La leçon cachée des Gilets Jaunes


Au-delà des leçons politiques et économiques au cœur de la plupart des discours et réflexions sur le mouvement des Gilets Jaunes, se dessine un autre constat : les proximités physiques nécessitent d’être réinventées, et ce n’est pas une mince affaire.

De nombreuses opportunités de proximités physiques ont disparu, avec la raréfaction des cafés, les occasions de parler avec les petits commerçants, la désertification des centres villes, la robotisation et la « webification » des interfaces avec les prestataires de services, des espaces de bureau déshumanisés, etc. Et aussi avec le temps passé sur les smartphones pour des proximités numériques, l’impression d’être débordé et de n’avoir plus le temps pour des bavardages, etc.

Dans le même temps notre société demande de plus en plus de proximités humaines. La société du partage où des Blablacar ou des Leboncoin offrent de nouvelles possibilités d’échange, sans oublier bien sûr les sites de rencontres. On voudrait plus de bien-être au travail et d’humanité dans les décisions et les rapports, même commerciaux.

Ce que les Gilets Jaunes nous disent est que les ronds-points leur ont permis de se retrouver, autour de colères hétéroclites certes mais réelles, de se parler, d’être ensemble dans le froid. Ce sont comme des centaines de cafés du commerce ouverts à tous, où l’on refait le monde, plusieurs générations confondues. Le feu de bois, la solidarité, le partage des sandwichs et des idées renforcent les discours et chauffent les esprits et les cœurs.
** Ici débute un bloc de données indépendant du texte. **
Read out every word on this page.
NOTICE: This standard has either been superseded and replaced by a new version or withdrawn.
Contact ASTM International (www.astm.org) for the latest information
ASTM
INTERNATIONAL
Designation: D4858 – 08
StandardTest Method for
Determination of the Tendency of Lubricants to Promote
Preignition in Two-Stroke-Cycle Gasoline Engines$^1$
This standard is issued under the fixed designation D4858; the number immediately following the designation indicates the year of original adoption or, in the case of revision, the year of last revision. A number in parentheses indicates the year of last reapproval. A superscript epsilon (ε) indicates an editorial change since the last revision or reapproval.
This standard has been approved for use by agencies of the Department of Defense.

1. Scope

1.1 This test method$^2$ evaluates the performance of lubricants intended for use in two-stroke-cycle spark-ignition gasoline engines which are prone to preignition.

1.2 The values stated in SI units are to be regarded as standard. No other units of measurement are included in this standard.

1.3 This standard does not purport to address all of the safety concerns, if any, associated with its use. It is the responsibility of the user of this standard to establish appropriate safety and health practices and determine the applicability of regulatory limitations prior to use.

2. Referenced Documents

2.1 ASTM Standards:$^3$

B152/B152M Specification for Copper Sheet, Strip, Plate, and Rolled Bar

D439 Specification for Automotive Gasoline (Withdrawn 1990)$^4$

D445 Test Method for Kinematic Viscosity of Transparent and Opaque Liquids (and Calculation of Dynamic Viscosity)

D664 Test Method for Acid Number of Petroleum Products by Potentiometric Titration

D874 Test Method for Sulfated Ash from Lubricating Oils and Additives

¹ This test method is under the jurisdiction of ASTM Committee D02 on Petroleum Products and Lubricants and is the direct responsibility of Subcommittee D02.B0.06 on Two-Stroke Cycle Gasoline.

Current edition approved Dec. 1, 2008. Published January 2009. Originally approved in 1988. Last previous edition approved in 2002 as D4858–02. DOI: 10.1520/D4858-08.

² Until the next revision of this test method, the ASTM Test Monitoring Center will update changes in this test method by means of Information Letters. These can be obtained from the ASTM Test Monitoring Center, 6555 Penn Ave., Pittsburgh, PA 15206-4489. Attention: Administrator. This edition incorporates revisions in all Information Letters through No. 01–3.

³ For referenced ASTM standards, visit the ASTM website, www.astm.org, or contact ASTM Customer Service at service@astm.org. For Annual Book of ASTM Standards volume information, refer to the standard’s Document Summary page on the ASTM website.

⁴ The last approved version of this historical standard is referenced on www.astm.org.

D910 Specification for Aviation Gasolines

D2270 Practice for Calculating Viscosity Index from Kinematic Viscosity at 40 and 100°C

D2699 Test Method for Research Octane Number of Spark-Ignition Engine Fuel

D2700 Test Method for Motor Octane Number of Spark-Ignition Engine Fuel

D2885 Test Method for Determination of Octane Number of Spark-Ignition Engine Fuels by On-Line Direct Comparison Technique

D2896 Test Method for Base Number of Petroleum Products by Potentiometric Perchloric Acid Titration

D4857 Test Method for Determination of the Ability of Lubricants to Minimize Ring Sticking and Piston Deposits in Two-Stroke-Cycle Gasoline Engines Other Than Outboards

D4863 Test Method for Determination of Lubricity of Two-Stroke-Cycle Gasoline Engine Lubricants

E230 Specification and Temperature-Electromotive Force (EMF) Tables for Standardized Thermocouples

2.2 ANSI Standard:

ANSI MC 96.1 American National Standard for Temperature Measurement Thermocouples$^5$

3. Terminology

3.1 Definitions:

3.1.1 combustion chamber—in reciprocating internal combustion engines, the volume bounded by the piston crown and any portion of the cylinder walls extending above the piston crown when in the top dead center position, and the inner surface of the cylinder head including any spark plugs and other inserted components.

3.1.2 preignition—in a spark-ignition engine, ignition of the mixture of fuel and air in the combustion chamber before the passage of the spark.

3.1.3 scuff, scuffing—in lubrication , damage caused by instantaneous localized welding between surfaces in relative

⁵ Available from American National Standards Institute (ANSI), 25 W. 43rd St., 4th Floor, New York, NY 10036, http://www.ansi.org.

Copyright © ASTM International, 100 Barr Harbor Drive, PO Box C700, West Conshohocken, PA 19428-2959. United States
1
Et tant pis si certaines revendications sont parfois dans l’absurde, le contradictoire ou le flou. La proximité est identité de chacun.
La fin du mouvement ne peut se limiter à avoir obtenu quelque chose. La revendication est aussi celle de la chaleur humaine.

Trois leçons sont à en tirer, pour les dirigeants économiques et politiques. Il faut réinventer des espaces de proximités, savoir que la mobilisation en essaim fait partie du nouveau normal, prendre conscience que les réseaux sociaux sont au cœur de la dynamique mais aussi de la manipulation et qu’il faut donc inventer des moyens de rendre chacun plus responsable de ce qu’il lit ou dit.



Réinventer des espaces de proximités

Réinventer des espaces de proximité, quand le sentiment de solitude est souvent présent et quand le besoin de partager et d’échanger est réel, va demander de laisser plus de liberté à l’imagination et parfois donner des cadres pour penser ensemble autour d’un café. Il sera difficile de pérenniser des lieux de rencontres autour des carrefours, mais d’autres solutions existent, de nombreuses villes les ont déjà expérimentées, autour de lieux et de groupes de discussions, d’événements sociaux ludiques ou festifs, voire de groupes thématiques autour de la vie écologique au quotidien dans les quartiers, la réduction des dépenses, la gestion de la consommation d’énergie, le débusquage des fake news, etc. Beaucoup a déjà été inventé, mais il faut probablement aller au-delà d’innovations limitées et locales et profiter de ces envies citoyennes de changer le monde pour au moins trouver des propositions pour changer le quotidien.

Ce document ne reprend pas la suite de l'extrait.